Before this moment, I had never even asked myself if I was poly, monogamous, asexual, etc, or if I viewed this a fluid construct. Although I was different from our heteronormative society in regards to my sexual identity, I never thought to question if I was anything, but a monogamous person.  

My first realization: Take away what society, your parents, and the media say, and ask yourself these questions: Are you monogamous? Poly? Asexual? Do you know what these terms mean? Does your opinion change based on the different stages of life? With a partner or lack of a partner? 

At the play party, we spoke extensively about consent. I was encouraged to check in with myself. I learned that consent means, “the person gives permission with a verbal ‘yes,’ everything else means ‘no’.” I’ve always heard that consent was sexy, but now I got it. Consent meant that all of these womxn could play because they communicated with each other in their power, knew their boundaries, and weren’t afraid to ask for what they wanted or to say ‘no’. This was huge for me!

My second realization: Check in with yourself. Get good at saying, “No thank you.”

In this space, I felt liberated, safe, and educated. This is why it is so important to incorporate topics of sex into our conversation. We need to get rid of the shame and blame. We need to learn what our boundaries are. We need to learn the true meaning of consent. All of these concepts are part of sexual wellness.

My third realization: What are my desires? What are my boundaries? Do these change? Are these changes, is any, based on the partner I am with or when I am alone? Why hadn’t I learned how to role play in my sex ed class in school? Why didn’t I know myself well enough to communicate how I liked to be touched or what I wanted?

Attending my first-ever play party was life-changing. It showed me what healthy, consensual, explorative, sex could look like, and it got me to question my own thinking. 

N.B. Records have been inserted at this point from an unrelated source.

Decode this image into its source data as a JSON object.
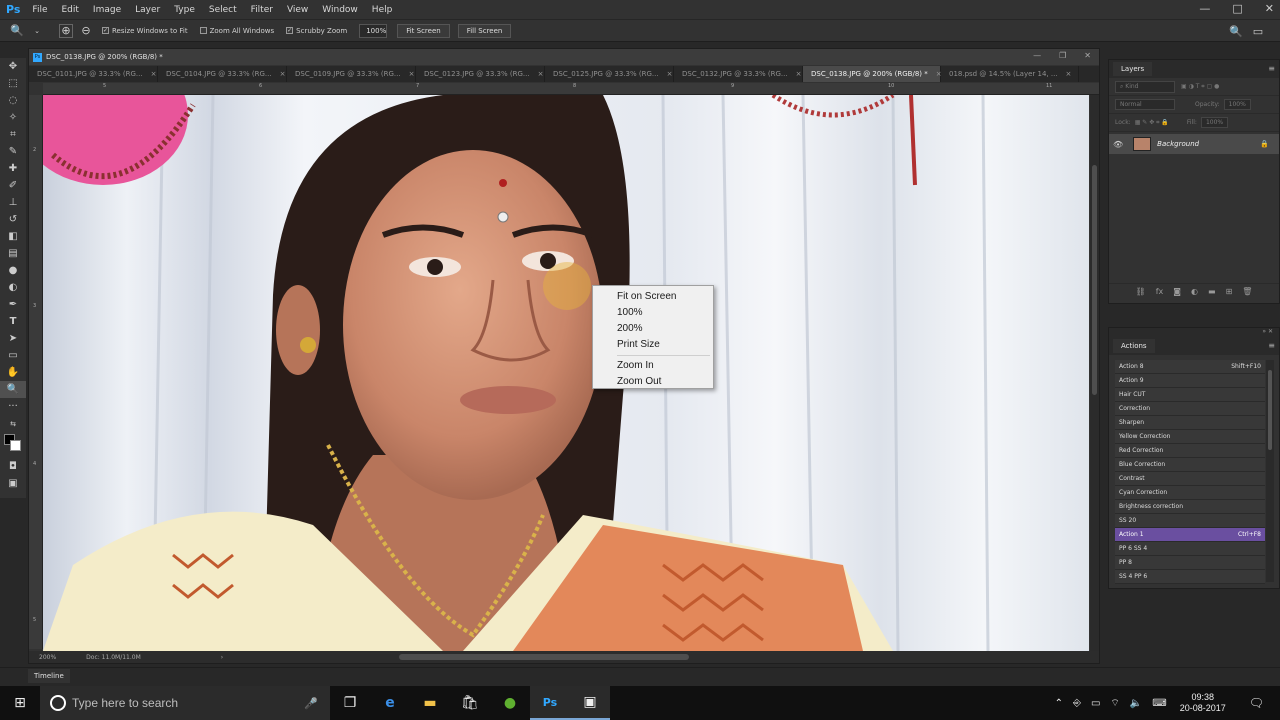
{
  "app": {
    "logo": "Ps",
    "menu": [
      "File",
      "Edit",
      "Image",
      "Layer",
      "Type",
      "Select",
      "Filter",
      "View",
      "Window",
      "Help"
    ],
    "win_controls": [
      "—",
      "□",
      "✕"
    ]
  },
  "options_bar": {
    "resize_windows_label": "Resize Windows to Fit",
    "resize_windows_checked": true,
    "zoom_all_windows_label": "Zoom All Windows",
    "zoom_all_windows_checked": false,
    "scrubby_zoom_label": "Scrubby Zoom",
    "scrubby_zoom_checked": true,
    "zoom_value": "100%",
    "fit_screen_label": "Fit Screen",
    "fill_screen_label": "Fill Screen"
  },
  "document": {
    "title": "DSC_0138.JPG @ 200% (RGB/8) *",
    "tabs": [
      {
        "label": "DSC_0101.JPG @ 33.3% (RG...",
        "active": false
      },
      {
        "label": "DSC_0104.JPG @ 33.3% (RG...",
        "active": false
      },
      {
        "label": "DSC_0109.JPG @ 33.3% (RG...",
        "active": false
      },
      {
        "label": "DSC_0123.JPG @ 33.3% (RG...",
        "active": false
      },
      {
        "label": "DSC_0125.JPG @ 33.3% (RG...",
        "active": false
      },
      {
        "label": "DSC_0132.JPG @ 33.3% (RG...",
        "active": false
      },
      {
        "label": "DSC_0138.JPG @ 200% (RGB/8) *",
        "active": true
      },
      {
        "label": "018.psd @ 14.5% (Layer 14, ...",
        "active": false
      }
    ],
    "ruler_h": [
      "5",
      "6",
      "7",
      "8",
      "9",
      "10",
      "11"
    ],
    "ruler_v": [
      "2",
      "3",
      "4",
      "5"
    ],
    "status_zoom": "200%",
    "status_doc": "Doc: 11.0M/11.0M"
  },
  "context_menu": {
    "items": [
      "Fit on Screen",
      "100%",
      "200%",
      "Print Size"
    ],
    "items2": [
      "Zoom In",
      "Zoom Out"
    ]
  },
  "layers_panel": {
    "tab": "Layers",
    "kind_placeholder": "Kind",
    "blend_mode": "Normal",
    "opacity_label": "Opacity:",
    "opacity_value": "100%",
    "lock_label": "Lock:",
    "fill_label": "Fill:",
    "fill_value": "100%",
    "layer_name": "Background"
  },
  "actions_panel": {
    "tab": "Actions",
    "items": [
      {
        "name": "Action 8",
        "shortcut": "Shift+F10",
        "selected": false
      },
      {
        "name": "Action 9",
        "shortcut": "",
        "selected": false
      },
      {
        "name": "Hair CUT",
        "shortcut": "",
        "selected": false
      },
      {
        "name": "Correction",
        "shortcut": "",
        "selected": false
      },
      {
        "name": "Sharpen",
        "shortcut": "",
        "selected": false
      },
      {
        "name": "Yellow Correction",
        "shortcut": "",
        "selected": false
      },
      {
        "name": "Red Correction",
        "shortcut": "",
        "selected": false
      },
      {
        "name": "Blue Correction",
        "shortcut": "",
        "selected": false
      },
      {
        "name": "Contrast",
        "shortcut": "",
        "selected": false
      },
      {
        "name": "Cyan Correction",
        "shortcut": "",
        "selected": false
      },
      {
        "name": "Brightness correction",
        "shortcut": "",
        "selected": false
      },
      {
        "name": "SS 20",
        "shortcut": "",
        "selected": false
      },
      {
        "name": "Action 1",
        "shortcut": "Ctrl+F8",
        "selected": true
      },
      {
        "name": "PP 6 SS 4",
        "shortcut": "",
        "selected": false
      },
      {
        "name": "PP 8",
        "shortcut": "",
        "selected": false
      },
      {
        "name": "SS 4 PP 6",
        "shortcut": "",
        "selected": false
      }
    ]
  },
  "timeline": {
    "tab": "Timeline"
  },
  "taskbar": {
    "search_placeholder": "Type here to search",
    "time": "09:38",
    "date": "20-08-2017"
  }
}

Now, 4 years later and after I founded my own wellness festival called Sum of Us. I have the privilege to prioritize sexual wellness at my festival. I have the same professional play party experts who facilitated my first play party I had attended 4 years ago. We are now hosting the same experience that changed my sex life! I am grateful for the open-minded and educated individuals who helped me critically think about sex, leading me to discover how much of a role sexual exploration plays in holistic wellness. Now I can play-it-forward.